Winds will pick up over coastal regions on Saturday as the next system approaches the province. Communities on the north coast could see wind gusts of over 60 to 80 km/h by Saturday afternoon. Gusty southeast winds are also expected in the Strait of Georgia from Saturday night into Sunday.

Maximum wind gusts along exposed sections of the south coast will reach around 60 km/h. However, no ferry cancellations are expected given the magnitude of the wind speeds.

The region’s next atmospheric river will also bring the potential for very heavy precipitation and high altitude snowfall early next week.

The transition to heavy rain is expected late Saturday afternoon for Western Vancouver Island, Saturday night for the Sunshine Coast and Howe Sound and Metro Vancouver, and Sunday morning for the Fraser Valley.

This could interfere with any outdoor Halloween plans during the evening hours.

WATCH: BC Hydro warns of power outages this storm season

Significant rain will fall during this period and further rain warnings are likely to be issued as the event approaches. Total rainfall will vary depending on the terrain, but a further 50-150mm could fall throughout the weekend.

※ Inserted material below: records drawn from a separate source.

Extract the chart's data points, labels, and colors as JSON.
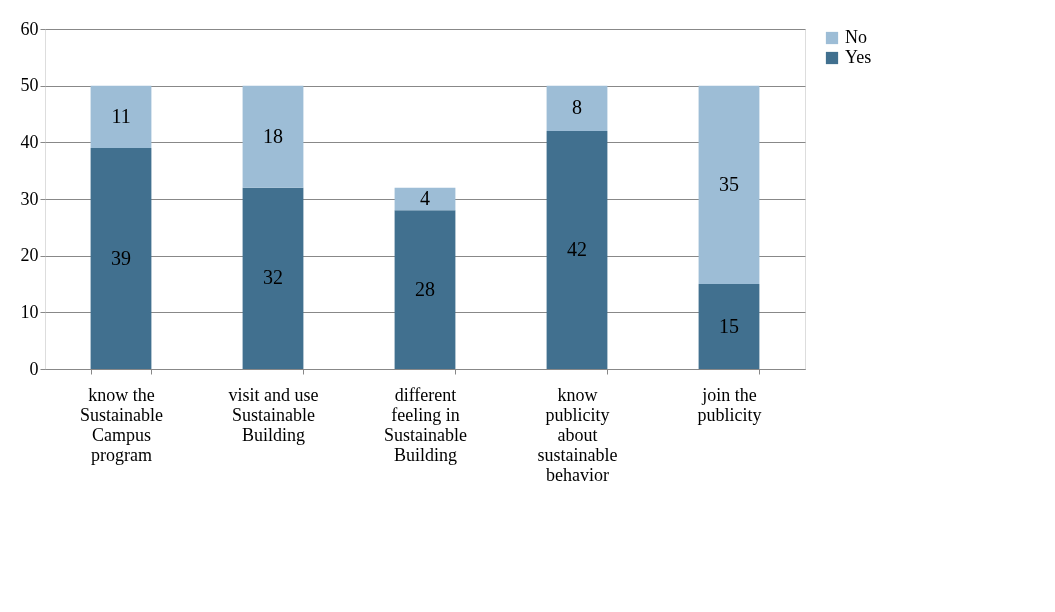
{
  "chart_data": {
    "type": "bar",
    "stacked": true,
    "categories": [
      "know the Sustainable Campus program",
      "visit and use Sustainable Building",
      "different feeling in Sustainable Building",
      "know publicity about sustainable behavior",
      "join the publicity"
    ],
    "series": [
      {
        "name": "Yes",
        "color": "#41708f",
        "values": [
          39,
          32,
          28,
          42,
          15
        ]
      },
      {
        "name": "No",
        "color": "#9dbdd6",
        "values": [
          11,
          18,
          4,
          8,
          35
        ]
      }
    ],
    "ylim": [
      0,
      60
    ],
    "yticks": [
      0,
      10,
      20,
      30,
      40,
      50,
      60
    ],
    "grid": "y",
    "legend": "right",
    "data_labels": true
  }
}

Forecast models suggest that this next atmospheric river will be classed as AR2 – providing beneficial rainfall, but still worth watching for some localized hazards.


Lesser rainfall amounts are expected over eastern Vancouver Island, Victoria and southwestern sections of Metro Vancouver due to rain shadow effects.

While these waves of moisture appear to be bringing much-needed rain to drought-stricken areas of British Columbia, excess moisture over a short period could also pose a threat of localized flooding. Dry soils have difficulty absorbing moisture. Persistent drought conditions combined with heavy rainfall could lead to more water running off than it absorbs into the ground.

Droughts also don’t go away immediately, and it often takes multiple systems to tip the scales toward a more traditionally wet pattern.

Freezing LevelBC

Freezing levels are expected to soar up to 1800 meters for the south coast, peaking early Monday, so expect some disorderly travel across some of the mountain passes this weekend as well. Most precipitation fails to penetrate inland through the interior, but risky travel is possible across Eagle and Rogers Pass with heavy, wet snow through Wednesday.